Kernel exposes cgroups
at the /sys/fs/cgroup
directory:
ls /sys/fs/cgroup/
cgroup.controllers cgroup.stat cpuset.cpus.effective io.cost.model machine.slice system.slice
cgroup.max.depth cgroup.subtree_control cpuset.mems.effective io.cost.qos memory.numa_stat user.slice
cgroup.max.descendants cgroup.threads cpu.stat io.pressure memory.pressure
cgroup.procs cpu.pressure init.scope io.stat memory.stat
Let’s create a new cgroup, we just need to create a folder for that to happen:
sudo mkdir /sys/fs/cgroup/alpinecgroup
ls /sys/fs/cgroup/alpinecgroup/
NOTE: The kernel automatically populated the folder
cgroup.controllers cgroup.stat io.pressure memory.max memory.swap.current pids.max cgroup.events cgroup.subtree_control memory.current memory.min memory.swap.events cgroup.freeze cgroup.threads memory.events memory.numa_stat memory.swap.high cgroup.max.depth cgroup.type memory.events.local memory.oom.group memory.swap.max cgroup.max.descendants cpu.pressure memory.high memory.pressure pids.current cgroup.procs cpu.stat memory.low memory.stat pids.events
Now, we just need to adjust the memory value by modifying the required files:
# Set a limit of 200MB of RAM echo "200000000" | sudo tee -a /sys/fs/cgroup/alpinecgroup/memory.max # Disable swap echo "0" | sudo tee -a /sys/fs/cgroup/alpinecgroup/memory.swap.max
Finally, we need to assign this CGroup to our chrooted shell:
# Get the previous unshare PPID UNSHARE_PPID=$(ps -ef | grep "sudo unshare" | grep chroot | awk '{print $2}') # Get the previous unshare PID UNSHARE_PID=$(ps -ef | grep ${UNSHARE_PPID} | grep chroot | grep -v sudo | awk '{print $2}') # Get the previous chrooted shell PID SHELL_PID=$(ps -ef | grep ${UNSHARE_PID} | grep -v chroot | grep /bin/sh | awk '{print $2}') # Assign the shell process to the cgroup echo ${SHELL_PID} | sudo tee -a /sys/fs/cgroup/alpinecgroup/cgroup.procs
In order to test the cgroup we will create a dumb python script in the chrooted shell:
# Mount the /dev fs since we need to read data from urandom mount -t devtmpfs dev /dev # Create the python script cat <<EOF > /opt/dumb.py f = open("/dev/urandom", "r", encoding = "ISO-8859-1") data = "" i=0 while i < 20: data += f.read(10000000) # 10mb i += 1 print("Used %d MB" % (i * 10)) EOF
Run the script:
python3 /opt/dumb.py
NOTE: The process was killed before it reached the memory limit.

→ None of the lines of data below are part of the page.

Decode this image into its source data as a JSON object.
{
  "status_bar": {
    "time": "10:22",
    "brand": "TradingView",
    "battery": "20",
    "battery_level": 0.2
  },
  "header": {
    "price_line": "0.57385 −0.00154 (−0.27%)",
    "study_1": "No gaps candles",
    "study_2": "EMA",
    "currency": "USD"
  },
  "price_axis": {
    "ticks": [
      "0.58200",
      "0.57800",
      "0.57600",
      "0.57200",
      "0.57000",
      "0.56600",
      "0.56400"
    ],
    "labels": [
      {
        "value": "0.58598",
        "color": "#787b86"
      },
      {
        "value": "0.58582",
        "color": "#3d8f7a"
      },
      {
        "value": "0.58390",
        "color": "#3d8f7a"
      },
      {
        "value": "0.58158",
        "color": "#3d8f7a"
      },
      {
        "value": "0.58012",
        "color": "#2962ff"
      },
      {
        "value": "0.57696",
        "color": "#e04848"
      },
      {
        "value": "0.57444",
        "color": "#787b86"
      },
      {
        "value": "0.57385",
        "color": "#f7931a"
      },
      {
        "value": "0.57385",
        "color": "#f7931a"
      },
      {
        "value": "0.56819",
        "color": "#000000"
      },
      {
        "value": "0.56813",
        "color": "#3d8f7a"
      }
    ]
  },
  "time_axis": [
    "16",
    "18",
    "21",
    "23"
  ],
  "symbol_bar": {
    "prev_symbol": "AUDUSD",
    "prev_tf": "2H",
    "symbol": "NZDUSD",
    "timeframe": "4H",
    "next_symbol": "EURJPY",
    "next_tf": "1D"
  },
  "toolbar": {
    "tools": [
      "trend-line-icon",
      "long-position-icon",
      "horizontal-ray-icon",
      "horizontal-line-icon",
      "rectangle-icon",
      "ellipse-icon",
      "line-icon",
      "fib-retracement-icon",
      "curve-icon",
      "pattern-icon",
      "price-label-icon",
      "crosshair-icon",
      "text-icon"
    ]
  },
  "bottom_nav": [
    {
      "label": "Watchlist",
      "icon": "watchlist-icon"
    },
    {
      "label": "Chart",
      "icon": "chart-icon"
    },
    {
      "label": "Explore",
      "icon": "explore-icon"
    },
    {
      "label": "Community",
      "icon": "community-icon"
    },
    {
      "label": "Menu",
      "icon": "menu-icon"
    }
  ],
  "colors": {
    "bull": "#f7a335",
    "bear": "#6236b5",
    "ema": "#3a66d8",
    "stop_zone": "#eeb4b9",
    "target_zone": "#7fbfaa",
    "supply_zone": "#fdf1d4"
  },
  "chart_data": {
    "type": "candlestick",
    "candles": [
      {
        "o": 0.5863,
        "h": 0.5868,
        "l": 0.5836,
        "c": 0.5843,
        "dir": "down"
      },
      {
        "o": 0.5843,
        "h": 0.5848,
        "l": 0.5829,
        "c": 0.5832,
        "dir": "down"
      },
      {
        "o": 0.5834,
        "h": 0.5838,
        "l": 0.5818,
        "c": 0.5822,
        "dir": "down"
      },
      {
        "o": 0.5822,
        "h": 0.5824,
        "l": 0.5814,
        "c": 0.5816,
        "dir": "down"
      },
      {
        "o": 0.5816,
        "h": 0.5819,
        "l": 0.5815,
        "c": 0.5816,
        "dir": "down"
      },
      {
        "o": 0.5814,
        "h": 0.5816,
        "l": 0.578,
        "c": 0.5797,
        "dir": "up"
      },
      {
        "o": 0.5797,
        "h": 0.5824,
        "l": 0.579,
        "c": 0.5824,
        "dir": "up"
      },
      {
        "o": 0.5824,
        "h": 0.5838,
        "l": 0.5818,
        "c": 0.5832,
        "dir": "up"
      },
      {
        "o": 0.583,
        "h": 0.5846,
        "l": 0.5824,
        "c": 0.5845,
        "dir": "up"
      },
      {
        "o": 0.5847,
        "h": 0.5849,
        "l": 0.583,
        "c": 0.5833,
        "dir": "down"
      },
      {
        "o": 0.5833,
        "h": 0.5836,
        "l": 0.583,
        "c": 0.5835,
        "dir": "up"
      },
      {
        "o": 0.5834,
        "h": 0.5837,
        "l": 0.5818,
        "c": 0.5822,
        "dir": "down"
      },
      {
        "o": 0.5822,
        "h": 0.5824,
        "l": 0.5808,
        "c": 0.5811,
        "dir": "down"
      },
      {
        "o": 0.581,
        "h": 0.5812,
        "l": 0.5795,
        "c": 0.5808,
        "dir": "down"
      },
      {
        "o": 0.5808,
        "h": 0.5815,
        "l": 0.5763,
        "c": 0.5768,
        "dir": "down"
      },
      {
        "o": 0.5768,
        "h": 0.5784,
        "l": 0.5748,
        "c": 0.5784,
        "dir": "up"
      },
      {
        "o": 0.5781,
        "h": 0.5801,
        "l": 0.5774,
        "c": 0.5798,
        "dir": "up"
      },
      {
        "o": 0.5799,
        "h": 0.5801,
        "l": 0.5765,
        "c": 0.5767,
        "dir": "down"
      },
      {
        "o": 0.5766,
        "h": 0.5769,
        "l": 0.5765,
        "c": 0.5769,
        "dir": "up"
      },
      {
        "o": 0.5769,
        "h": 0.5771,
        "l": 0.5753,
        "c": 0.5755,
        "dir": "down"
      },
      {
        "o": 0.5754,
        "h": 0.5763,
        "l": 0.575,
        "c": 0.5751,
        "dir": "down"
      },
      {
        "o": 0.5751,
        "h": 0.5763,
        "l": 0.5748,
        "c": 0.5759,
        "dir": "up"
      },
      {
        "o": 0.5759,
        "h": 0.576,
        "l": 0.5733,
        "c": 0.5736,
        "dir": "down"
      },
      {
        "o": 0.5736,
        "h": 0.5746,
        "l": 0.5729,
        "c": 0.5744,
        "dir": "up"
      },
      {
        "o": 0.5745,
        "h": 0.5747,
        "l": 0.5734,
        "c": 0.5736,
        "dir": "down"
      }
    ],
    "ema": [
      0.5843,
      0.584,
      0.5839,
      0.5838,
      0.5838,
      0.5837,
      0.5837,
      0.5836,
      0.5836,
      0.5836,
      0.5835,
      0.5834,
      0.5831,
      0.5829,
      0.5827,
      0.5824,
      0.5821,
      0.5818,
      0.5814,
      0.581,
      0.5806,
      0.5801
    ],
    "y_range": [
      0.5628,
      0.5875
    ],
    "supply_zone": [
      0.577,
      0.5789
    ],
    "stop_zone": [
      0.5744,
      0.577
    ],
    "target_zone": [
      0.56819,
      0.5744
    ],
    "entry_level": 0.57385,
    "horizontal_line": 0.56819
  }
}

python3 /opt/dumb.py Used 10 MB Used 20 MB Used 30 MB Used 40 MB Used 50 MB Used 60 MB Used 70 MB Used 80 MB Used 90 MB Used 100 MB Used 110 MB Used 120 MB Used 130 MB Used 140 MB Used 150 MB Used 160 MB Used 170 MB Killed
We can now close the chrooted shell and remove the cgroup
Exit the chrooted shell:
exit
NOTE: A CGroup cannot be removed until all the attached processes are finished.
Remove the cgroup:
sudo rmdir /sys/fs/cgroup/alpinecgroup/
Container security and capabilities
As you know, Linux containers run directly on top of the host system and share multiple resources like the Kernel, filesystems, network stack, etc. If an attacker breaks out of the container confinement security risks will arise.
In order to limit the attack surface there are many technologies involved in limiting the power of processes running in the container such as SELinux, Security Compute Profiles and Linux Capabilities.
You can learn more in this blogpost.
Closing Thoughts
Containers are not new, they use technologies that have been present in the Linux kernel for a long time. Tools like Podman or Docker make running containers easy for everyone by abstracting the different Linux technologies used under the hood from the user.
I hope that now you have a better understanding of what technologies are used when you run containers on your systems.